In our products USDC and USD are the same number. When you see a $100 balance, it could be denominated in either and the math doesn't change. When we take payments, USDC and USD land in the same column in our books. When we pay you, we'll ask which rail you prefer — if you don't care, we'll pick the cheaper one. The unit is a dollar. The rail is an implementation detail.

You will never have to care about our plumbing to use our products. If you want your money by ACH, we'll send ACH. If you want it on-chain because you are building something that needs machine-speed settlement, we'll send USDC. Same dollars, different envelopes.

The risks are real — and familiar

We will say the quiet part out loud: USDC is not risk-free. In March 2023, $3.3B of Circle's reserves were stuck at Silicon Valley Bank when SVB failed over a weekend. USDC briefly depegged — trading as low as $0.87 — until federal regulators stepped in and made depositors whole. That was scary, it was a real failure mode, and we are not pretending otherwise.

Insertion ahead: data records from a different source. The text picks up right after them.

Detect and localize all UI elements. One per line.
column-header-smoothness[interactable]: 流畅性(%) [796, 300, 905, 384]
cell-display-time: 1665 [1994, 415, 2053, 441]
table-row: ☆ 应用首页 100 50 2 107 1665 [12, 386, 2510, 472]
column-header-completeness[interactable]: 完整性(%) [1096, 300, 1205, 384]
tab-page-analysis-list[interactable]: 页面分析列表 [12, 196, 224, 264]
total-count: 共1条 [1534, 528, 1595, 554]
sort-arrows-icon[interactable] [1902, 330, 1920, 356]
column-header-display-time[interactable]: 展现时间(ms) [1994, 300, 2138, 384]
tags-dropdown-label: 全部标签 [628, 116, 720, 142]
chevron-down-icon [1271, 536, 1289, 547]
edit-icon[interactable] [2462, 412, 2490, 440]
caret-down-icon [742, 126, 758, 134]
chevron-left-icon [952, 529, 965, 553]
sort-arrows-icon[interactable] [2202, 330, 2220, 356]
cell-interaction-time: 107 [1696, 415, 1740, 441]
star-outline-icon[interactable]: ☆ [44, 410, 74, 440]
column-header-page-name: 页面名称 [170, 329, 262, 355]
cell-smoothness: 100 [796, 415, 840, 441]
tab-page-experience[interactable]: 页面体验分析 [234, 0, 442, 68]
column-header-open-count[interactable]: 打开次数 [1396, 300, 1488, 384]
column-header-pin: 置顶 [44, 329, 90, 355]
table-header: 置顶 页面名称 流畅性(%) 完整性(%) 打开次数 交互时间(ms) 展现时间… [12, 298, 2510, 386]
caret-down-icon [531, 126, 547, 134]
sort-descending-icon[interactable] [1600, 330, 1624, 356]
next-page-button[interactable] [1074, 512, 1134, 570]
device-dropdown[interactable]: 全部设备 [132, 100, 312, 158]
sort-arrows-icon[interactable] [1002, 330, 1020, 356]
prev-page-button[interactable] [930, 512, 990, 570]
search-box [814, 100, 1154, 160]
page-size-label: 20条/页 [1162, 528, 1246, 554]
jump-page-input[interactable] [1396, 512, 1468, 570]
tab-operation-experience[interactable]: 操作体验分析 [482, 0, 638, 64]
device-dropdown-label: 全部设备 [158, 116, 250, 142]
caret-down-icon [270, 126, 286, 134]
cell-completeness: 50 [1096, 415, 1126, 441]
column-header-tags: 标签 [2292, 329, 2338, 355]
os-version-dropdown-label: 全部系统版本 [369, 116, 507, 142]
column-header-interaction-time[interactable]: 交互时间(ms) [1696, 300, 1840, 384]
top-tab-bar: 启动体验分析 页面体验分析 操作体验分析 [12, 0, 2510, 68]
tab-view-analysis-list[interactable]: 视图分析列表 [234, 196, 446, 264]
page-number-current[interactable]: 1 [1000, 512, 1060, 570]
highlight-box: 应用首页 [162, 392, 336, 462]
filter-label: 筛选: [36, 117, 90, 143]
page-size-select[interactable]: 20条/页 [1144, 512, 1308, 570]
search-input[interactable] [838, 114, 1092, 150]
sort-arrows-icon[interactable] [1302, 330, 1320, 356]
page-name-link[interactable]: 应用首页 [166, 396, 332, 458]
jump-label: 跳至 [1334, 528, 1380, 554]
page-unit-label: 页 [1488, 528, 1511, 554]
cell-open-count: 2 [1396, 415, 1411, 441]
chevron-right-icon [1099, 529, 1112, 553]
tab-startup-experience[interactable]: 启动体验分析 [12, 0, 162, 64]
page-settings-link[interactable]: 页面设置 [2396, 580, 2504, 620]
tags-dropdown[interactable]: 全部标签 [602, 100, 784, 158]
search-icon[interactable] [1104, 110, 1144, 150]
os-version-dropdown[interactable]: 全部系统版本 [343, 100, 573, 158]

But look at why it failed. USDC depegged because the bank holding its reserves had a run. That is a fiat-banking risk, not a crypto risk. The same weekend, every US business with more than $250K at SVB was staring down the same cliff; the FDIC's intervention saved them too. If you held your cash in a checking account at SVB that Friday, you lived through the exact same story.

All fiat has this problem. Every dollar you hold that is not paper currency is a liability on somebody's balance sheet — a bank, a money-market fund, a custodian. That chain of custody can fail. It has failed, including in 2008 and 2023. USDC does not invent this risk — it just makes the collateral legible enough that people notice it.

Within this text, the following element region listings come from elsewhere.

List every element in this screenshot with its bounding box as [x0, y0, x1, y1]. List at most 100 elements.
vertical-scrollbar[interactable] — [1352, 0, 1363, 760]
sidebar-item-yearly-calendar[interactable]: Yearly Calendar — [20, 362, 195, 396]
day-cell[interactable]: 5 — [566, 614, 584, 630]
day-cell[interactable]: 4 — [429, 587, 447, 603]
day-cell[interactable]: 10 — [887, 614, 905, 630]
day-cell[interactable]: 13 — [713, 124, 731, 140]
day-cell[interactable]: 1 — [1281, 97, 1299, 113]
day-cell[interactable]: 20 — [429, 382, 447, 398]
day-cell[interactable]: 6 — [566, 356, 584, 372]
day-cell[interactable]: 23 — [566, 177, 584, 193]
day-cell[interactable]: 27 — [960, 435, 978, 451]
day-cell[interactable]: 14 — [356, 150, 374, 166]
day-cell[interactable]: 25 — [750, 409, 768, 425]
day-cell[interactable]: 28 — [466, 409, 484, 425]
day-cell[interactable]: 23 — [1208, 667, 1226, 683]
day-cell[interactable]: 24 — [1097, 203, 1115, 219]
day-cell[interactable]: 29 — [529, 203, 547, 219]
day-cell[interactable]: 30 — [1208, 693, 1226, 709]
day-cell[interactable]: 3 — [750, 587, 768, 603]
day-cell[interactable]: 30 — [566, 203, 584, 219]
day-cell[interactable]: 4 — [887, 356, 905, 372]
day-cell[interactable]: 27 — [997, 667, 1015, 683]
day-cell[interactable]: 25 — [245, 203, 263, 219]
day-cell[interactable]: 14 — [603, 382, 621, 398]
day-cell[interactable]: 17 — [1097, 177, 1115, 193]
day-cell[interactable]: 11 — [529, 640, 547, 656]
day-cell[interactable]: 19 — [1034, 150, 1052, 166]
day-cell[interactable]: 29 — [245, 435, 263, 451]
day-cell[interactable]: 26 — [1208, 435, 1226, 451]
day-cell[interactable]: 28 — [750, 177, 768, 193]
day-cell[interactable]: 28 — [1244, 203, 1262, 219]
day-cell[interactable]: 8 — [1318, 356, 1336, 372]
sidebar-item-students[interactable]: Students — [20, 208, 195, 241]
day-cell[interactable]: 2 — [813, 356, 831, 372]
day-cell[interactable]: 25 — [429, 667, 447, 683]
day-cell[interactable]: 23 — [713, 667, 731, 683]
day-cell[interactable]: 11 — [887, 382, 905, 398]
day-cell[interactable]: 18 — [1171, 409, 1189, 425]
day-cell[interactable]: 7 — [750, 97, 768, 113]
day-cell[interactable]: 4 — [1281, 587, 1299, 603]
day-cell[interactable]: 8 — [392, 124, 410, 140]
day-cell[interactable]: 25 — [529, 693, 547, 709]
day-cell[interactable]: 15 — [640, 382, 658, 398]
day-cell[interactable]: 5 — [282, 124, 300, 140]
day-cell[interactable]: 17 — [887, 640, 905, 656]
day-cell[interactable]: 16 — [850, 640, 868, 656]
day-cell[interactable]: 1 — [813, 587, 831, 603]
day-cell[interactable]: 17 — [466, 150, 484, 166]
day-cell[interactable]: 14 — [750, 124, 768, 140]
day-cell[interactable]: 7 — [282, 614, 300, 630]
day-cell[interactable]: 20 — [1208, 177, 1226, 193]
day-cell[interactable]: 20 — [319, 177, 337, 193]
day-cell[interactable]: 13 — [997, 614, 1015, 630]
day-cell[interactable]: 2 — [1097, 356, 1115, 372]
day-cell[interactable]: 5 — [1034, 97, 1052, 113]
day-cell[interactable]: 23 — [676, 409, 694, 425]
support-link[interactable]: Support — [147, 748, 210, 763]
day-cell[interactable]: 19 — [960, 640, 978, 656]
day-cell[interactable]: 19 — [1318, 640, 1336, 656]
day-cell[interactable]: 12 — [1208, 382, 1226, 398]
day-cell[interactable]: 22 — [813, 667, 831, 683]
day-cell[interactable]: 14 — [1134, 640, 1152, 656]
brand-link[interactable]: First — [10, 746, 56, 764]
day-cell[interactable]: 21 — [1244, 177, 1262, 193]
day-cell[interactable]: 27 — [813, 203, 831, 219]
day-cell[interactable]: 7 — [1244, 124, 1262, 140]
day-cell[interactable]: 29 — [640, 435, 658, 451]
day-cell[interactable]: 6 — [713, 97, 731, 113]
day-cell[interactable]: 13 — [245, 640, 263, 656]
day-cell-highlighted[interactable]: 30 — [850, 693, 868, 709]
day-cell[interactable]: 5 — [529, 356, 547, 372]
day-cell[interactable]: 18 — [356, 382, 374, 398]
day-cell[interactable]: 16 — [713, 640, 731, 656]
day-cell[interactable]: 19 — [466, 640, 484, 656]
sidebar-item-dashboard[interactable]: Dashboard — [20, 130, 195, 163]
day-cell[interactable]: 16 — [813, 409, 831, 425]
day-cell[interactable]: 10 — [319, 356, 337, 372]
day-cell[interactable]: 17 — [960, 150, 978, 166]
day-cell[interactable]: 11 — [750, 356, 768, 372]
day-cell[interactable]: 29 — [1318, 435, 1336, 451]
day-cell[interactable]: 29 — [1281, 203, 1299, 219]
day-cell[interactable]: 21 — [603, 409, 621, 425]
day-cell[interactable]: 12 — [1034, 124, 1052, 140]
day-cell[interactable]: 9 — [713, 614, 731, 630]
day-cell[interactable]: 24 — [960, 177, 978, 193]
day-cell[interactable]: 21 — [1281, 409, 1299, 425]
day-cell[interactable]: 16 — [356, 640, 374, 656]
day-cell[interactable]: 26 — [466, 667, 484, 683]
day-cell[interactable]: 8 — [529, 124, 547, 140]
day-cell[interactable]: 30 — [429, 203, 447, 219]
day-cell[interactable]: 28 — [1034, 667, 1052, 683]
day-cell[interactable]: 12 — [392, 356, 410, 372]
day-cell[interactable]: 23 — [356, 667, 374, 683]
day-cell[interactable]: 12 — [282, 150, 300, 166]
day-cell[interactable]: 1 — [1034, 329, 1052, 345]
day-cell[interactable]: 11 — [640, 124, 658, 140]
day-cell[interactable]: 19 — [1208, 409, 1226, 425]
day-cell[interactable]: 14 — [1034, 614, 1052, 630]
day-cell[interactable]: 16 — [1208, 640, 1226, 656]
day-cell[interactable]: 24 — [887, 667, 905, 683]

We're comfortable with that trade-off. Transparent custody with public attestations is, to us, better than opaque custody with an FDIC sticker — especially when the FDIC backstop is capped at $250K per account and most business deposits sit well above that line.

The boring version

  • Customers can pay in USD or USDC. Whichever is easier.
  • Payouts can go out as either. Whichever is cheaper or more useful to the recipient.
  • Our internal ledger treats them as the same unit.
  • We will never ask you to buy a token from us. Not USDC, not anything. If you already have USDC, great. If you don't and want to pay that way, your bank or exchange will sort it out.

We picked one stablecoin. The choice is load-bearing in our payments stack and invisible to most users — that's the goal. Good plumbing doesn't announce itself.